Focus on concepts, and when to use which tool

Try to explain better what the different tools are useful for, but don’t go into details. In this lesson we are not trying to gain expertise in the various tools and master the details but rather we want to give an overview and show that many tools exist and try to give participant the right feel for which set of tools to approach for which type of problem.

Typical pitfalls

Indentation in Snakefiles

the body of a rule and the body of an input keyword need to be indented, but the number of spaces doesn’t matter This works:

rule all:
    input:
        expand('statistics/{book}.data', book=DATA),
        expand('plot/{book}.png', book=DATA)

but this doesn’t work:

rule all:
    input:
    expand('statistics/{book}.data', book=DATA),
    expand('plot/{book}.png', book=DATA)

nor this:

rule all:
input:
    expand('statistics/{book}.data', book=DATA),
    expand('plot/{book}.png', book=DATA)

Field reports

2022 September

We used the strategy “absolutely minimal introductions, most time for exercise”. Overall, it was probably the right thing to do since there is so little time and so much to cover.

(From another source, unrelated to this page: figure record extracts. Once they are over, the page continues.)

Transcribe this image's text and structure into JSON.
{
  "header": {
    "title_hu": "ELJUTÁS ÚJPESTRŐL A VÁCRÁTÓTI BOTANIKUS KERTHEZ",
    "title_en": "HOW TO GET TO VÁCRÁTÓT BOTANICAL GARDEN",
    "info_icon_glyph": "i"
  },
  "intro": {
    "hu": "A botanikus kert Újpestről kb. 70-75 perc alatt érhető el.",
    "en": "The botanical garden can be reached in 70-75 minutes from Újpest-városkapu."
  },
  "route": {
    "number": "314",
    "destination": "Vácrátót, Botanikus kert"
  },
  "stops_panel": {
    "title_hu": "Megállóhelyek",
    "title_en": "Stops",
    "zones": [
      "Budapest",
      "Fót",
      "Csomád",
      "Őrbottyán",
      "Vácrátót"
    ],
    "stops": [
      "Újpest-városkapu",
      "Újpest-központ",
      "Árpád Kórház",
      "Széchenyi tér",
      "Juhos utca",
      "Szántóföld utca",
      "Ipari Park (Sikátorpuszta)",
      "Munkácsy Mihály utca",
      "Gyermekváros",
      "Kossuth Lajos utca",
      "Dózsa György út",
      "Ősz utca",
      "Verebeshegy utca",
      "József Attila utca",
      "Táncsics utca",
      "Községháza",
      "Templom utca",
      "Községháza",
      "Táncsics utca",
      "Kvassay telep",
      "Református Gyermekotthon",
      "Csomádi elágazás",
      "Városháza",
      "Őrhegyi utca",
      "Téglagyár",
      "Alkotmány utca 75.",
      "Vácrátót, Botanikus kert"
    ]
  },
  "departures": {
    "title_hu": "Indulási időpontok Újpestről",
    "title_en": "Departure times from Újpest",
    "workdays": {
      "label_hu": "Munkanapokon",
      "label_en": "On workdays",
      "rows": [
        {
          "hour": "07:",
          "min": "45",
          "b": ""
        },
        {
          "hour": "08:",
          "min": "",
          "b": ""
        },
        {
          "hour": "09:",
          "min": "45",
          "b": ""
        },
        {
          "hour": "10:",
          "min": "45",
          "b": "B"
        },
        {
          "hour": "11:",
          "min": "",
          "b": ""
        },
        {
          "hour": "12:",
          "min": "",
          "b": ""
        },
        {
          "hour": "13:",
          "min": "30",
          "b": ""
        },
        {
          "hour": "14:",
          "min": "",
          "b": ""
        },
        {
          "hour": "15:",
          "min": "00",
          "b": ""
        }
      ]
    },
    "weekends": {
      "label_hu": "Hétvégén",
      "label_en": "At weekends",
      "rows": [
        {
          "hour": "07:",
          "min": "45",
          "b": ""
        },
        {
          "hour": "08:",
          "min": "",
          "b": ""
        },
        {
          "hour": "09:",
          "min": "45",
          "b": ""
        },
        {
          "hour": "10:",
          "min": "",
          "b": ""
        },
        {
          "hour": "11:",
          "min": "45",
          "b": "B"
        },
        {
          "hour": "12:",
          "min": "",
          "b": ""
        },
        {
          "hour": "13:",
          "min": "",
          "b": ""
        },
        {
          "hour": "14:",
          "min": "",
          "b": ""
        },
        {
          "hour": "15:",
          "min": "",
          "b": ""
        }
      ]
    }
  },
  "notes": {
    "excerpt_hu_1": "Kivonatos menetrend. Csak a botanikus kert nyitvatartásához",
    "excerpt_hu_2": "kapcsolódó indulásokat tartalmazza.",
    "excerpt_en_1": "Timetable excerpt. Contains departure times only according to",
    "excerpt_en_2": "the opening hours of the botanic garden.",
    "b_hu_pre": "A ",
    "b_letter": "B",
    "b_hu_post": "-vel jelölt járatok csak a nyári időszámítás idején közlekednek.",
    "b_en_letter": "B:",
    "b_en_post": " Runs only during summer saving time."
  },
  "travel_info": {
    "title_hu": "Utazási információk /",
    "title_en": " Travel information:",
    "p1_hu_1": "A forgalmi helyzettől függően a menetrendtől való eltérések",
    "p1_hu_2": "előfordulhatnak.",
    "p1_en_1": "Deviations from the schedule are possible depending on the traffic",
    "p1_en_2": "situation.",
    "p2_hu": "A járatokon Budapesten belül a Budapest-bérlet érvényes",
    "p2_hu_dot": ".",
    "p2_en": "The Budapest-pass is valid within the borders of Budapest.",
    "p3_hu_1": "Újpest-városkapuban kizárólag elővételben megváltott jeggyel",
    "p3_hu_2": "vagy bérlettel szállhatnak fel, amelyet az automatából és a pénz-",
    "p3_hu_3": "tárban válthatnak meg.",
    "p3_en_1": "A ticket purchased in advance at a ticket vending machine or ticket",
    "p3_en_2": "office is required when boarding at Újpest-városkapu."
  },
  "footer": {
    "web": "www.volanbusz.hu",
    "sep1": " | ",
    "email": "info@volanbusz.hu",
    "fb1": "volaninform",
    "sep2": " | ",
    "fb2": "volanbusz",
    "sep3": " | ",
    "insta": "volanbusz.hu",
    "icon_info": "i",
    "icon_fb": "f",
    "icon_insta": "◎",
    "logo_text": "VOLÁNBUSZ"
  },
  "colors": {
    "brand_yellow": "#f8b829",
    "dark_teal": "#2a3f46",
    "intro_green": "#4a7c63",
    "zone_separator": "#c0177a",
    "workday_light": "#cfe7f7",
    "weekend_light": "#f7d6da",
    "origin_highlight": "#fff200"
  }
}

There wasn’t enough time for the conda exercise (we could give only 7 minutes), but also I wonder how engaging it is. We should look at how to optimize the start of that episode.

The Snakemake episode went reasonably well. Our goal was 5 minutes intro, long exercise, 5 minutes outro. The intro was actually a bit longer, and there was the comment that we didn’t really explain what Snakemake was before it started (though we tried). The start of this episode should get particular focus in the future, since this is the main exercise of the day.